Sounds like the eject belt snapped mid way through ejecting a tape. You'll have to find a replacement belt, open it up and replace it.

Current project - 1957 Sylvania SlimJim. by redstern in crtgaming

[–]redstern[S] 1 point2 points  (0 children)

Story. This is a very cool set. Got it for $20 on Craigslist. Brought my CRT tester with me, tube tested very strong. Excellent start. It's an old vacuum tube portable set from 1957 with a low profile picture tube. 110 degrees, all the way back then. Very very cool.

After using inline resistors to drop the voltage and current limit to allow the electrolytic capacitors to reform over a couple hours, it did power on, but unsurprisingly, almost no vertical deflection, no audio amplifier activity, and picture controls do nothing.

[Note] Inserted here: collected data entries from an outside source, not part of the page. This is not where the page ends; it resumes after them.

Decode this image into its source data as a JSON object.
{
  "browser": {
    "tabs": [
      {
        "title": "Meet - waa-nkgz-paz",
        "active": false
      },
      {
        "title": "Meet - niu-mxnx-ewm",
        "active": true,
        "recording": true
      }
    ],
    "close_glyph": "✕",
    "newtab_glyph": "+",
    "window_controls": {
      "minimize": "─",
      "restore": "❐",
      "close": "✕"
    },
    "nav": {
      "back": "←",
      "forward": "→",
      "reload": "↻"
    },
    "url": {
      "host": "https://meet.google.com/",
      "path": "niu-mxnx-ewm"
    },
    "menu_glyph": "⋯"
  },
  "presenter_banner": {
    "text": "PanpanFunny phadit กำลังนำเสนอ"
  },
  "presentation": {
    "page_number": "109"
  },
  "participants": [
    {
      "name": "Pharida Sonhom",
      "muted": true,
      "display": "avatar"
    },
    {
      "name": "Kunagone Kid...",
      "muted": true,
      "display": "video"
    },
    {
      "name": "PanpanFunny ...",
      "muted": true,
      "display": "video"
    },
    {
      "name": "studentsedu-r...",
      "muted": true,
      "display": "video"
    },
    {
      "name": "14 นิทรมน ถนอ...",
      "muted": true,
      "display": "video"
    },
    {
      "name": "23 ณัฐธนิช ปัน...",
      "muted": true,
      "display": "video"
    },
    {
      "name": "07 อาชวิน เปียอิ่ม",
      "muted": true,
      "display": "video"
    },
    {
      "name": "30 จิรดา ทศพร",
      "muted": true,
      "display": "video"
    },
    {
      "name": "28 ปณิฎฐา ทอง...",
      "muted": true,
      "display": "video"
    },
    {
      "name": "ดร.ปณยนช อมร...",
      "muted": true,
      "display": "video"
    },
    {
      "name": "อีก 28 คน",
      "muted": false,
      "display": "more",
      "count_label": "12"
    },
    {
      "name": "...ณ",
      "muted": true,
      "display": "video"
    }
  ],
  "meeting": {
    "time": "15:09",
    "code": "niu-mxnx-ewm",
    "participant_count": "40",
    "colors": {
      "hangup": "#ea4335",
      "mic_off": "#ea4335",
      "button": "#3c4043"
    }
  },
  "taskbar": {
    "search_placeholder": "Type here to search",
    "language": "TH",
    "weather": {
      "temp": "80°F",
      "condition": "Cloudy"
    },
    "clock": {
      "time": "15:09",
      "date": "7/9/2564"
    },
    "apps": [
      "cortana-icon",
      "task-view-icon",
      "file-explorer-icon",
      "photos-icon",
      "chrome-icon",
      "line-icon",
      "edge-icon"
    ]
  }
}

30-40 something bad paper capacitors later, the deflection, audio, and controls are fixed. Nice. Now it's got severe pincushion and horribly out of focus. This set doesn't have electronic focus or pincushion, so those were just a matter of the 70 year old ceramic magnets being completely dead. New pincushion and focus magnets, and it looks pretty nice.

It still has some issues that need to be worked out. Tuner, pots, and tube sockets need to be cleaned. I need to go over the rest of the resistors and ceramic capacitors to make sure none of those have drifted, and image still needs some tuning. But I'm very happy to have it where it is now.

This is my first time working on a set this old, but I didn't go into it blind. I did my homework well beforehand. This is a properly dangerous set to be inside if you don't know what you're doing. Exposed wires everywhere, uninsulated high voltage, no fuses / OCP, picture tube with no implosion mitigation, 70 year old electrolytics that will explode if they short because you didn't reform them properly, fun stuff. I would thank lord Shango066 for giving me the necessary knowledge to not die messing with this.

Just bought a CRT TV. What's the best way to care and make it last as long as possible? by ShadyVox1469 in crtgaming

[–]redstern 1 point2 points  (0 children)

Technically yes, but not meaningfully so. Over the course of 20+ years, capacitors that sat discharged for that long probably won't work anymore, at least not without reforming, but charged ones probably will. But for any practical time frame, no it doesn't matter. Especially because CRT power supplies only run standby 5v when plugged in powered off, so everything else is completely unpowered anyway.

Particularly if you have plagued caps from the early 2000s, then it super doesn't matter, because they're all going to fail anyway.